Outcry
After the first hour of play - I decided that I had enough of turning cranks,
finding codes, collecting obscure pieces and reading, reading or rather listening
since there is a voiceover for the documents.
But then I decided that maybe I should try getting into the time capsule.
The game has five distinct episodes; first is the present day when you respond to your brother's
urgent request to come as soon as possible, that his work on human perception is now complete.
This involves familiarizing yourself with his apartment/laboratory - unfortunately
your brother is missing.
Among notes describing his experiments are admonitions to destroy everything and not to
proceed - you of course, unable to resist, figure out how to activate the capsule which
will transport a person to another world.
The second part opens up on the Shimmering World - this is accomplished by everything appearing wavy.
This world is in the future and the apartment is blasted apart with most of it hanging in a surreal black void.
I found this the most fun and enjoyed the disorientation of trying to reconstruct the apartment
to locate objects to retrieve.
In the third segment - although all flow into each other except for the long load times - the main
occupation is finding and constructing the time key because you no longer can use the capsule.
This one plays between the current time and the previous time where change in the past can effect the future.
Things become weirder as floors morph into walls and you are still doing Myst-like manipulations of machines.
Next stop - the desert with the ancient Dolmens that the professor was looking for - and a street car.
More machinations - and you ride the trolley car to the Aeolian Harp. I needed a walkthrough at this point.
I found this to be the most tortuous part - tuning the metal flowers to match the sounds of the harp.
Anyway, it is a short section which leads to the denouement.
Snowy scene - brothers reunite and … it is one of the most enigmatic, non-endings I have experienced.
If you believe that the trip is where the most fun is - and the game is pretty trippy - you will enjoy it.

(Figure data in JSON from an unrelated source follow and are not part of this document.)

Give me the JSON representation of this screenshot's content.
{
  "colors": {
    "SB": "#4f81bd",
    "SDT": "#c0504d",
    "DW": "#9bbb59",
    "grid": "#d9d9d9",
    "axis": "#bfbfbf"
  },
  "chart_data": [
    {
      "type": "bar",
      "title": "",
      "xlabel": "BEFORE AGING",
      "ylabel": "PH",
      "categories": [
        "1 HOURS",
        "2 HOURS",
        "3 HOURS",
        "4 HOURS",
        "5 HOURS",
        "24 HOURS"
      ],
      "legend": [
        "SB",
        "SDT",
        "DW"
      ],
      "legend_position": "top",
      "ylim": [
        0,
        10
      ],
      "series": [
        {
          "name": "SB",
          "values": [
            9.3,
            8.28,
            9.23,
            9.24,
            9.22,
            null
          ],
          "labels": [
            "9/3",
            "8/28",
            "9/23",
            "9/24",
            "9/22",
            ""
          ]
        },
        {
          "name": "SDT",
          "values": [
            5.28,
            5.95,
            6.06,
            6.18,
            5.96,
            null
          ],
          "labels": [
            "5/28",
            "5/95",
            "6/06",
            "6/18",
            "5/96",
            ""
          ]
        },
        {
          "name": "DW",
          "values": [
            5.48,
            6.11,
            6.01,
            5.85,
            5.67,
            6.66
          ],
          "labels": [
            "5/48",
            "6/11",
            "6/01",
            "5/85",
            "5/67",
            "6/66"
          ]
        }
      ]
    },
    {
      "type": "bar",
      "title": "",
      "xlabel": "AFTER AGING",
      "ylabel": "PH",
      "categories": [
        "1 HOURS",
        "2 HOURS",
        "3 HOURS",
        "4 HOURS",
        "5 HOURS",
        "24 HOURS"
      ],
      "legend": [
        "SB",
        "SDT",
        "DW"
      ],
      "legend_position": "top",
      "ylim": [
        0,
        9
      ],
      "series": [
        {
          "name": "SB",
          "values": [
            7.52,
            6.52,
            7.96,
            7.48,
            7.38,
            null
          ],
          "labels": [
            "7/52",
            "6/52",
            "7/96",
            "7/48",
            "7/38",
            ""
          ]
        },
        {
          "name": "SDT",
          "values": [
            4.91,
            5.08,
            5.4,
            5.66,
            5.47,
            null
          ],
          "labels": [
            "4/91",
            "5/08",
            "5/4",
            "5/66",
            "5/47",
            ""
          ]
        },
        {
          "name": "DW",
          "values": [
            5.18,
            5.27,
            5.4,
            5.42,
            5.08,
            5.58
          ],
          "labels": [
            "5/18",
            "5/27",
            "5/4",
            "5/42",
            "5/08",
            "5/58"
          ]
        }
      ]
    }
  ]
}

I liked the trip, the feeling of being disoriented, the confusion - I wanted a wrap-up.
Developers need to feel responsible for the time that players have given them to make a reasonable
conclusion - not to end it just because they are tired of the game.
Perhaps they should have started with the end first.
The early scenes are done in sepia, like an old old movie.
Light from windows flare and extinguish details; there is an over abundance of rust textures,
in the Shimmering World surfaces are undulating.
Music is soft semi-classic piano.
The Russian developers tried to buoy-up the premise of out-of-body experience
with Freudian and Jungian tomes laying for you to read.
For me, just leave me in the first Shimmering World.
Reviewed by: Editor - 09/08
Ages: Everyone 10+
Fun Factor: Very weird, but worth it.